Properly understood, Kavanaugh’s expressed views actually support the opposite conclusion: that the president can be investigated and maybe even indicted unless Congress passes a law saying he can’t — which Congress has not done.
The key texts here are Kavanaugh’s 2009 article in the Minnesota Law Review and his 1998 article in the Georgetown Law Journal.
In the 2009 piece, Kavanaugh, then newly appointed as a judge, acknowledged that in the 1990s, when he was working for independent counsel Ken Starr on the Bill Clinton investigation, he thought the president should be subject to criminal investigation while in office. But, he said, after working for George W. Bush in the White House, he had come to realize that the demands of the presidency required all the president’s attention. He even implied that the Starr investigation distracted Clinton from focusing on Osama bin Laden.
Now comes the tricky part. In 2009, Kavanaugh proposed that Congress might pass a law that would protect the president from investigation and indictment while in office. That’s the part that some Democrats are focusing on now — because Kavanaugh was saying that he thought it was a bad idea to go after the president.
But from a legal and constitutional perspective, Kavanaugh wasn’t saying that the courts should find that the president shouldn’t be investigated or indicted. To the contrary. He was saying that Congress should pass a law ensuring that result, because without it, the president was open to being investigated — and maybe even indicted.
Pause to take that in. If a law by Congress is necessary to fix the problem, it follows that without such a law, it is perfectly permissible under the Constitution to investigate a sitting president, as Starr did.
Although Kavanaugh didn’t expressly say that a sitting president may constitutionally be indicted, it is a plausible implication of his article. Otherwise, there would be no pressing need for Congress to pass a law saying that he could not be. The courts could intervene and save the president from indictment.
In the 1998 article, Kavanaugh avoided taking a position on whether a sitting president can be indicted, calling it “debatable.” That’s actually a pretty strong pro-indictment view, because many, probably most constitutional scholars think a sitting president can’t be indicted.

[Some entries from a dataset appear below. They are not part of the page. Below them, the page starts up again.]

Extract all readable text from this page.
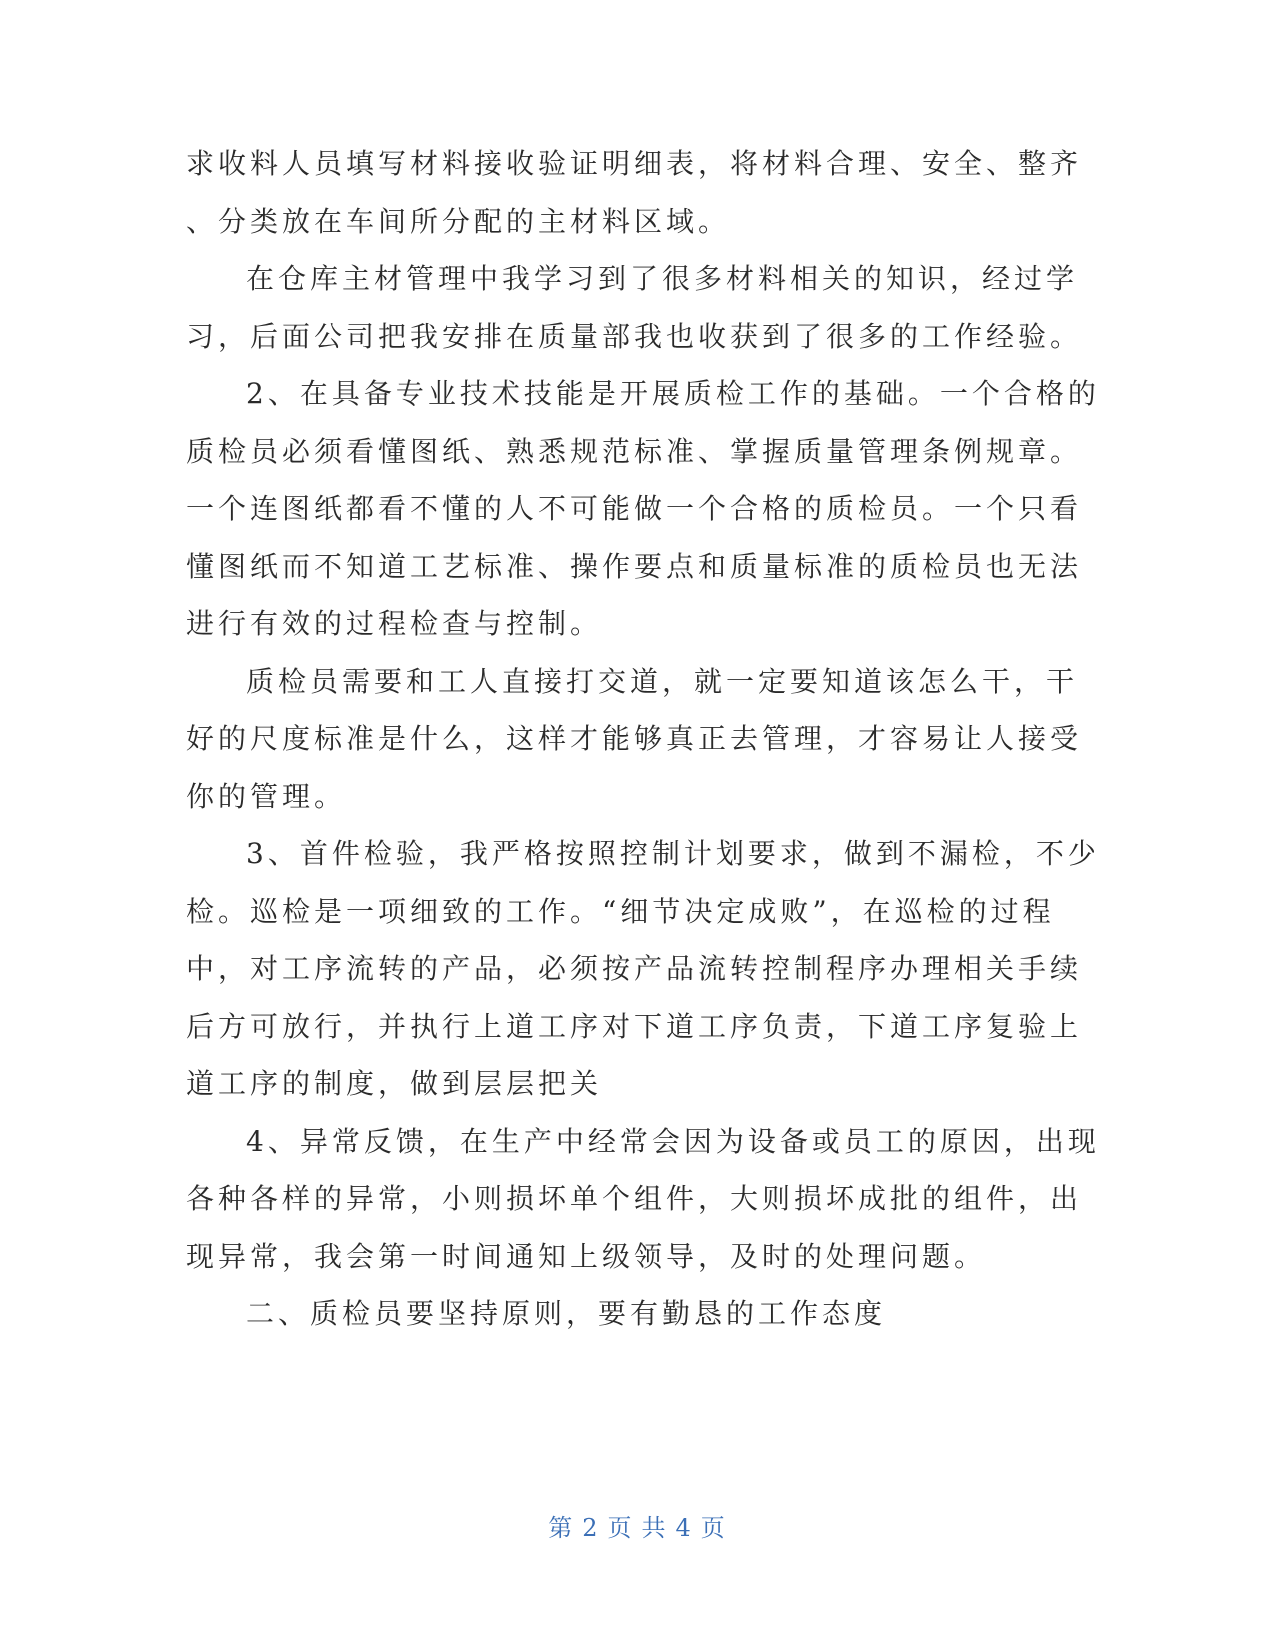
求收料人员填写材料接收验证明细表，将材料合理、安全、整齐
、分类放在车间所分配的主材料区域。
在仓库主材管理中我学习到了很多材料相关的知识，经过学
习，后面公司把我安排在质量部我也收获到了很多的工作经验。
2、在具备专业技术技能是开展质检工作的基础。一个合格的
质检员必须看懂图纸、熟悉规范标准、掌握质量管理条例规章。
一个连图纸都看不懂的人不可能做一个合格的质检员。一个只看
懂图纸而不知道工艺标准、操作要点和质量标准的质检员也无法
进行有效的过程检查与控制。
质检员需要和工人直接打交道，就一定要知道该怎么干，干
好的尺度标准是什么，这样才能够真正去管理，才容易让人接受
你的管理。
3、首件检验，我严格按照控制计划要求，做到不漏检，不少
检。巡检是一项细致的工作。“细节决定成败”，在巡检的过程
中，对工序流转的产品，必须按产品流转控制程序办理相关手续
后方可放行，并执行上道工序对下道工序负责，下道工序复验上
道工序的制度，做到层层把关
4、异常反馈，在生产中经常会因为设备或员工的原因，出现
各种各样的异常，小则损坏单个组件，大则损坏成批的组件，出
现异常，我会第一时间通知上级领导，及时的处理问题。
二、质检员要坚持原则，要有勤恳的工作态度
第 2 页 共 4 页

Several implications flow from this reading of Kavanaugh’s articles.
The first is that Kavanaugh wants to be legally consistent. His Minnesota article doesn’t contradict the legal view he held as a Starr team member or what he wrote in 1998 piece, in which he advocated for changes to the independent counsel statute. He just changed his views about what would be good legislative policy. For a lawyer, that’s not a contradiction.

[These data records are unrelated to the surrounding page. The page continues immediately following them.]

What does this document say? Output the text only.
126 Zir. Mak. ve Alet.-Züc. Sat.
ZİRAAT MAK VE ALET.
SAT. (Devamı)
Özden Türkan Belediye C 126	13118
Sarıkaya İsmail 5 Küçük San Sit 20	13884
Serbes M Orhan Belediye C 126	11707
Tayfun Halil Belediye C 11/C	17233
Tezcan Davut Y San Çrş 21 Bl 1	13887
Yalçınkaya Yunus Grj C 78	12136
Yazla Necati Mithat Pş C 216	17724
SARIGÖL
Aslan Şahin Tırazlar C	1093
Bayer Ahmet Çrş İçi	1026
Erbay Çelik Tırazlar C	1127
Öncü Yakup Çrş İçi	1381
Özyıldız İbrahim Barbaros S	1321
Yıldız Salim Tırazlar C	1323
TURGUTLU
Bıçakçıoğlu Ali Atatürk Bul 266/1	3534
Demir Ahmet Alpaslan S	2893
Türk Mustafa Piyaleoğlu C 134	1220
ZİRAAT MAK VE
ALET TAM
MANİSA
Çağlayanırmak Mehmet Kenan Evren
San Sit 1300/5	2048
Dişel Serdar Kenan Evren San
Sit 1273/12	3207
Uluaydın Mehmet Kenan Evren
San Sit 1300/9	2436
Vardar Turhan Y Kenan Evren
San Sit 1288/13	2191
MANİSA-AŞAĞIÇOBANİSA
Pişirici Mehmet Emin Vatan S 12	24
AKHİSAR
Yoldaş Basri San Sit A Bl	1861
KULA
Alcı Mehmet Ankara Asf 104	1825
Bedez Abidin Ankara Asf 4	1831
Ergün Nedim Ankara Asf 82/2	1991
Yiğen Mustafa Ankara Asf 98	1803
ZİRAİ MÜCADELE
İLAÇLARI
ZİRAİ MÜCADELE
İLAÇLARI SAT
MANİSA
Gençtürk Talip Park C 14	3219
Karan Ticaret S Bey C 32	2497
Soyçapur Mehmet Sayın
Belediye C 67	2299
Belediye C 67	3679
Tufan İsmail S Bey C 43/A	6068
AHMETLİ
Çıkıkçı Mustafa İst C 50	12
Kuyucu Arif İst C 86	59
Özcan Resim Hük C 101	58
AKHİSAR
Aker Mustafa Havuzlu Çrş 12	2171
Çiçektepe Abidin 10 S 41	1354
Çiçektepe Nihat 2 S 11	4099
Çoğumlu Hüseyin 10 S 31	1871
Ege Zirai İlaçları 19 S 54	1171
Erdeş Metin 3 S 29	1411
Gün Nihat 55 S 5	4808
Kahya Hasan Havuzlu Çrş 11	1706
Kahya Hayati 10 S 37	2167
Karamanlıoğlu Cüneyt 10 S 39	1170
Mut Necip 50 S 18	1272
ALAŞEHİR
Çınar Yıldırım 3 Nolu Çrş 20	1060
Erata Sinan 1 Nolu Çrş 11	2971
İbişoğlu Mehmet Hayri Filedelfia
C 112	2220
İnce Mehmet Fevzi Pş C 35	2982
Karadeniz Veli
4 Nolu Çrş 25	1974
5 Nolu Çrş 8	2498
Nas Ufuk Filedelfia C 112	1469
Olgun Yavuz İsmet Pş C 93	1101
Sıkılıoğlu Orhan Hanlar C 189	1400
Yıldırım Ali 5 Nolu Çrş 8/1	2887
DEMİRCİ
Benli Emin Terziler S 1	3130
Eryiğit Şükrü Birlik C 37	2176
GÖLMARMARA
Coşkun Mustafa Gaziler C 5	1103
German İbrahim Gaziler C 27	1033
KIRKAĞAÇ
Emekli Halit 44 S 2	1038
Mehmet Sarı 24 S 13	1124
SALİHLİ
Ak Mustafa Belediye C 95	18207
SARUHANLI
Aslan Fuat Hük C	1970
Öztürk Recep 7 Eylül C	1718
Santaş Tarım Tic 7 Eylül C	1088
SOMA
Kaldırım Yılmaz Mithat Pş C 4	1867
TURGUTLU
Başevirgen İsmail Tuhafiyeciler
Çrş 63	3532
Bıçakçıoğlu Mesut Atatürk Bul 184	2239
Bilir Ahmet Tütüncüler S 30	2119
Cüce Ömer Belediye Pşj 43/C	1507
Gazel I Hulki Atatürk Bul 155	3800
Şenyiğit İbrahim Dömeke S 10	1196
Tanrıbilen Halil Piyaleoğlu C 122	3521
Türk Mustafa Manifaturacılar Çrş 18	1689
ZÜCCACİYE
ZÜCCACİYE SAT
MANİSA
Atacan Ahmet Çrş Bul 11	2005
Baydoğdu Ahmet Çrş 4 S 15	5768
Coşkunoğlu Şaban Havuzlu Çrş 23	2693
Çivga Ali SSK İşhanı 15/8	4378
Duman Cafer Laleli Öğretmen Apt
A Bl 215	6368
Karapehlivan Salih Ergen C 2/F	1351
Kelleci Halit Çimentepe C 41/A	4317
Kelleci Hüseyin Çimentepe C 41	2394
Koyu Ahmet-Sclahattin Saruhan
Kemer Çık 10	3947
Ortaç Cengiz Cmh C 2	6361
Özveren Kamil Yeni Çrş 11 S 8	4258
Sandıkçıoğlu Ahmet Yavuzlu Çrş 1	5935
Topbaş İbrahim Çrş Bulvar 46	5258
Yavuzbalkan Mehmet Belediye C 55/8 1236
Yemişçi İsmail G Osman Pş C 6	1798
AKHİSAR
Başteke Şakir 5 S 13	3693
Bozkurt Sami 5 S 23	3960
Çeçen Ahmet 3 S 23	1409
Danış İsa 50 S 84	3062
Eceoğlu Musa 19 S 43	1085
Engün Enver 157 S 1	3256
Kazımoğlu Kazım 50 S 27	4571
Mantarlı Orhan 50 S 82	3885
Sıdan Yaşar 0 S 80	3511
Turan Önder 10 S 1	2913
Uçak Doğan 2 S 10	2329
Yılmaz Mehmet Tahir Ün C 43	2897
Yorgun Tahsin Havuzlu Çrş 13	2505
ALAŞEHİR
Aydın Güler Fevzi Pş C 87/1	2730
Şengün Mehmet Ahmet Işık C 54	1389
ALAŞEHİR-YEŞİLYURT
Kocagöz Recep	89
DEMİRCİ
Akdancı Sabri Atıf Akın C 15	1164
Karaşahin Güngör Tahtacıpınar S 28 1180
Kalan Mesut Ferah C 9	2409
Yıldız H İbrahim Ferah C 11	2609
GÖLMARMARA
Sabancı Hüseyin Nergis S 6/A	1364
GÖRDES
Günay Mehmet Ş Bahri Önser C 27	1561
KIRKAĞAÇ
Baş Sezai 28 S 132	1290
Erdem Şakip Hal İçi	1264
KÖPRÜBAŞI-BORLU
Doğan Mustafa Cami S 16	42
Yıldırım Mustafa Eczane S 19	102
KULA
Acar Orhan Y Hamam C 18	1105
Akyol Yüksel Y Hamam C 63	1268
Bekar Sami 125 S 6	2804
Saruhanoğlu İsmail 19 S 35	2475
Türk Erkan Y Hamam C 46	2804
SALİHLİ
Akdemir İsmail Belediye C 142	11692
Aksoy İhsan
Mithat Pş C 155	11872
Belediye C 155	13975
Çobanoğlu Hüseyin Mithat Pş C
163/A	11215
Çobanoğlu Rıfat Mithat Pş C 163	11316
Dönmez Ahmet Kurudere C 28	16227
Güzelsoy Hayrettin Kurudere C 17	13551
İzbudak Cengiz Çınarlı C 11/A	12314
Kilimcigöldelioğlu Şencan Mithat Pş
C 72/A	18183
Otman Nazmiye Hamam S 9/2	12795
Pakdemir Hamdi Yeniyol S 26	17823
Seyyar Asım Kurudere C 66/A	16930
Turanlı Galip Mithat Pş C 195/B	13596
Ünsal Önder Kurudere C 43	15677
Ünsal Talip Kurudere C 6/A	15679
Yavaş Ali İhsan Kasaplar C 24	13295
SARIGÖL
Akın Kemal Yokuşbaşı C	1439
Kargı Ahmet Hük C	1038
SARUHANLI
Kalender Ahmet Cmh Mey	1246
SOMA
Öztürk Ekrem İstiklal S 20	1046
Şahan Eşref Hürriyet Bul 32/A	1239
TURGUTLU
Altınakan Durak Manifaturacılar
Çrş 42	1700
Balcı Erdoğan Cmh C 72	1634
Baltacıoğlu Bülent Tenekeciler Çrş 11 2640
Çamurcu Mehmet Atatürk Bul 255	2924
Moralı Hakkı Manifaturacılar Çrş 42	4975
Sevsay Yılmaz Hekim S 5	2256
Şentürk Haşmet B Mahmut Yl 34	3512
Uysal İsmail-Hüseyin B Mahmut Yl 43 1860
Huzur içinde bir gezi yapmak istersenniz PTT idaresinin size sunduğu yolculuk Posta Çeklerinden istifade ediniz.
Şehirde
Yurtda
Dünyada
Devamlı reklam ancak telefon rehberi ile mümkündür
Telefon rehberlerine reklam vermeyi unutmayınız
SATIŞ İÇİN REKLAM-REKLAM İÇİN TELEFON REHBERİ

Kavanaugh knew from the moment he went on the U.S. Court of Appeals for the D.C. Circuit that he might be nominated to the Supreme Court someday. He was being careful in the article not to contradict himself. That’s the kind of orderly, precise thinker he is. It helps explain why everyone in the legal establishment has seen him for a decade as a likely future justice.
Another implication is that Kavanaugh shouldn’t be charged with hypocrisy for the development in his prudential view. There’s nothing wrong about realizing that the president shouldn’t be investigated after you investigated him. When Kavanaugh published his article, Bush wasn’t in office. Barack Obama was. Kavanaugh’s evolution is thus less situationally hypocritical than that of Democrats who opposed the Starr investigation and now embrace the probe by special counsel Robert Mueller.
A third implication is that Kavanaugh may not accept the late Justice Antonin Scalia’s view that the Constitution bars the appointment of an independent counsel. This is subtle, but stick with me.
In the 1998 article, Kavanaugh called for changes in the independent counsel statute, but said that having some independent counsel was useful. That means that at the time, he believed there could be a constitutional independent counsel statute.
Kavanaugh’s proposed law from 2008 also wouldn’t be strictly necessary if there were no independent counsel, because the president could protect himself from indictment. Scalia would not have needed such a law protecting the president, because he thought the Constitution did not allow for independent counsels.
Thus Kavanaugh thinks Starr’s investigation was constitutional. That, in turn, marks him as less of an executive-power extremist than Scalia.
Of course, I’m not saying that Trump knows any of this. Who knows what goes through Trump’s mind? He might easily have picked Kavanaugh because he thinks he knows what the judge thinks.
But believe me, he doesn’t. Kavanaugh has been playing legal and constitutional chess for a long time. He knows just what to say when asked about his articles. Trying to oppose him on logically backward grounds doesn’t serve anyone’s interests — certainly not Democrats’.